Lee was sworn in for his second term on January 21, 2023, after being reelected on November 8, 2022, with 1,129,390 votes, or 64.9 percent, defeating Democratic nominee Jason Martin, who received 572,818 votes, or 32.9 percent. He was unchallenged in the Republican primary and endorsed in August 2021 by Donald Trump.
Notable Events and Milestones
After the Covenant School shooting in Nashville on March 27, 2023, Lee initially declined to call for new gun control, but on April 11, 2023, he signed an executive order strengthening background checks for gun purchases and called for an order of protection law.

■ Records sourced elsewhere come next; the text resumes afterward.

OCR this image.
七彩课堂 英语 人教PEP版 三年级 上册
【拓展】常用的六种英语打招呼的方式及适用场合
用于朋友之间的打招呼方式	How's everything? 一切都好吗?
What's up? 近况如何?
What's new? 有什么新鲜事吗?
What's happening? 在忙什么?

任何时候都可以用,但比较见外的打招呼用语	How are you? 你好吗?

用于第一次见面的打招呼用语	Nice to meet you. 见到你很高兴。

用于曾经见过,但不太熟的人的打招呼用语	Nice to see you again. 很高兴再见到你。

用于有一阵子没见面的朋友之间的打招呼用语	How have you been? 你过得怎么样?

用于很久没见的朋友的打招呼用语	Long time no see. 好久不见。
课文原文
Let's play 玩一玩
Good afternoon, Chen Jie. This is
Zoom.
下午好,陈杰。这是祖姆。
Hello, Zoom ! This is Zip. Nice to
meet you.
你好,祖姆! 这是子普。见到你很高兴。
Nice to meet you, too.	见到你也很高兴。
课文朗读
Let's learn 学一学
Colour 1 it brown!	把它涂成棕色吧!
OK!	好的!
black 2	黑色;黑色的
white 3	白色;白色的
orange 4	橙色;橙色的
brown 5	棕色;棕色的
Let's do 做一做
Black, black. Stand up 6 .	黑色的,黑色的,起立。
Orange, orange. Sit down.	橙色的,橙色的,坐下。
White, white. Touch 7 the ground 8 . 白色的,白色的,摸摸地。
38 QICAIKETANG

In March 2024, he signed the ELVIS Act, the first U.S. law designed to protect musicians from unauthorized use of their voices by artificial intelligence. Lee also faced criticism in September 2024 for initially declining to declare a state of emergency as Hurricane Helene struck Tennessee, before ultimately requesting and receiving federal disaster assistance.
Bill Lee Career Wins
Bill Lee’s career wins center on two clear electoral victories in Tennessee. He captured the 2018 Republican primary and general election against a crowded field, then consolidated his hold on the governorship with a 2022 reelection that expanded his margin.
Gubernatorial Highlights
In 2018, Lee won the Republican primary with 36.8 percent of the vote and the general election with 59.6 percent, becoming only the second Republican governor in modern Tennessee history to succeed a Republican. In 2022, running unopposed in the primary and backed by Donald Trump, he won the general election with 64.9 percent of the vote and flipped Haywood County, one of only two remaining Tennessee counties with a majority African-American population, marking the first time the county voted Republican on a gubernatorial level in decades.

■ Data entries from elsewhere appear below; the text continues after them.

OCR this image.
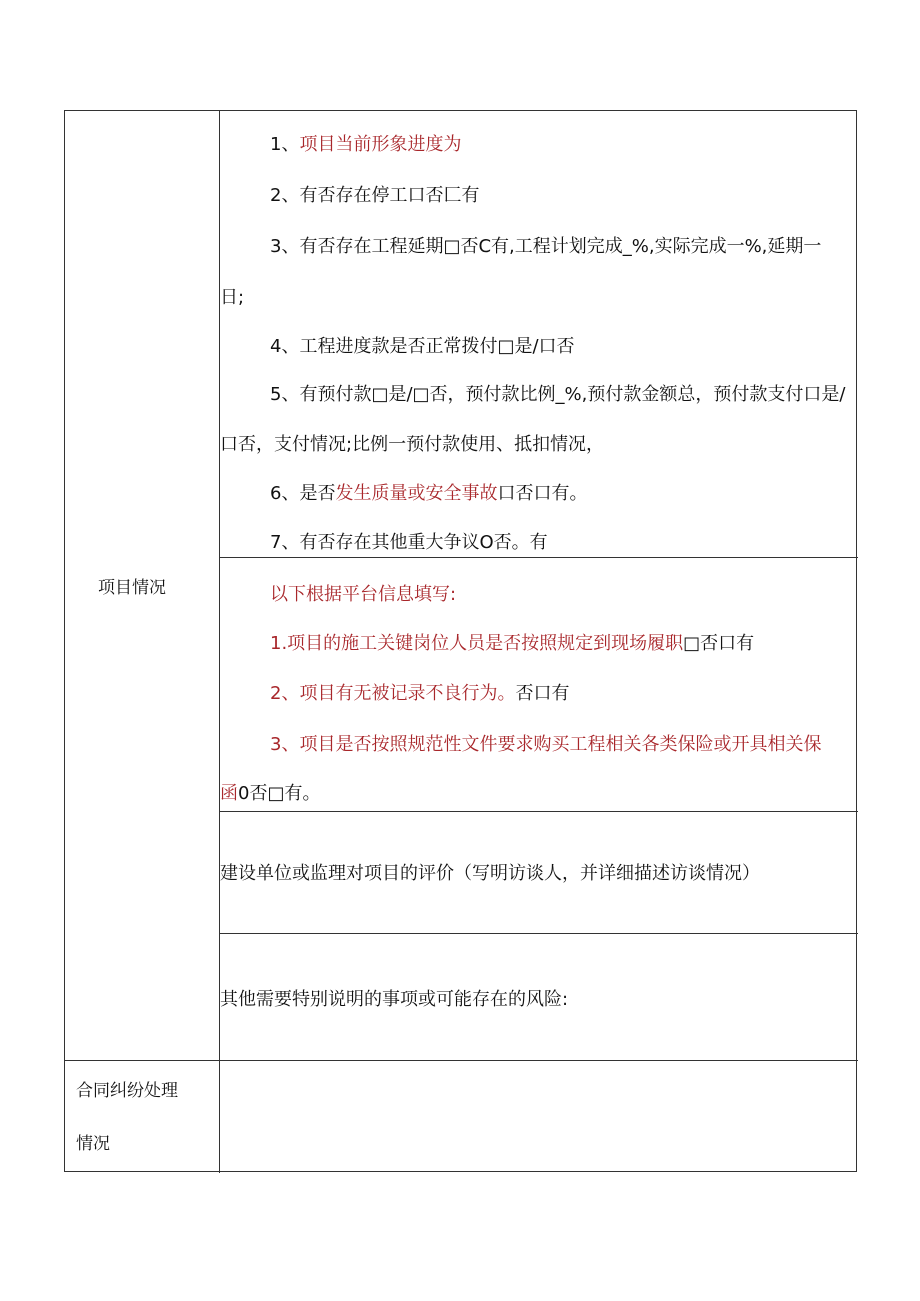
项目情况
合同纠纷处理
情况
1、项目当前形象进度为
2、有否存在停工口否匚有
3、有否存在工程延期□否C有,工程计划完成_%,实际完成一%,延期一
日;
4、工程进度款是否正常拨付□是/口否
5、有预付款□是/□否，预付款比例_%,预付款金额总，预付款支付口是/
口否，支付情况;比例一预付款使用、抵扣情况，
6、是否发生质量或安全事故口否口有。
7、有否存在其他重大争议O否。有
以下根据平台信息填写:
1.项目的施工关键岗位人员是否按照规定到现场履职□否口有
2、项目有无被记录不良行为。否口有
3、项目是否按照规范性文件要求购买工程相关各类保险或开具相关保
函0否□有。
建设单位或监理对项目的评价（写明访谈人，并详细描述访谈情况）
其他需要特别说明的事项或可能存在的风险:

Other Wins and Achievements
Beyond electoral success, Lee has signed landmark legislation including one of the country’s strictest abortion bans, a permitless carry gun law, school voucher programs, faith-based adoption protections, a transgender athletes bill, a bathroom bill, and the ELVIS Act. His administration has also advanced school choice through charter school expansion and the GIVE program for rural counties.
Bill Lee Family
Family Background and Political Lineage
Lee comes from a long-established Tennessee family that has operated the Triple L Ranch in Franklin for multiple generations. He is a seventh-generation Tennessean whose grandparents built the family’s agricultural foundation before expanding into construction and home services through the Lee Company, a business he later led for more than two decades.
Personal Life
Lee lives in Fernvale, Tennessee. His first wife, Carol Ann, died in 2000 in a horseback riding accident, after which Lee took extended time away from his company to raise their four children. He married his second wife, Maria, in October 2008, and Maria Lee has been a visible presence at the governor’s residence, including during events connected to the Covenant School shooting, where she was close friends with two of the victims.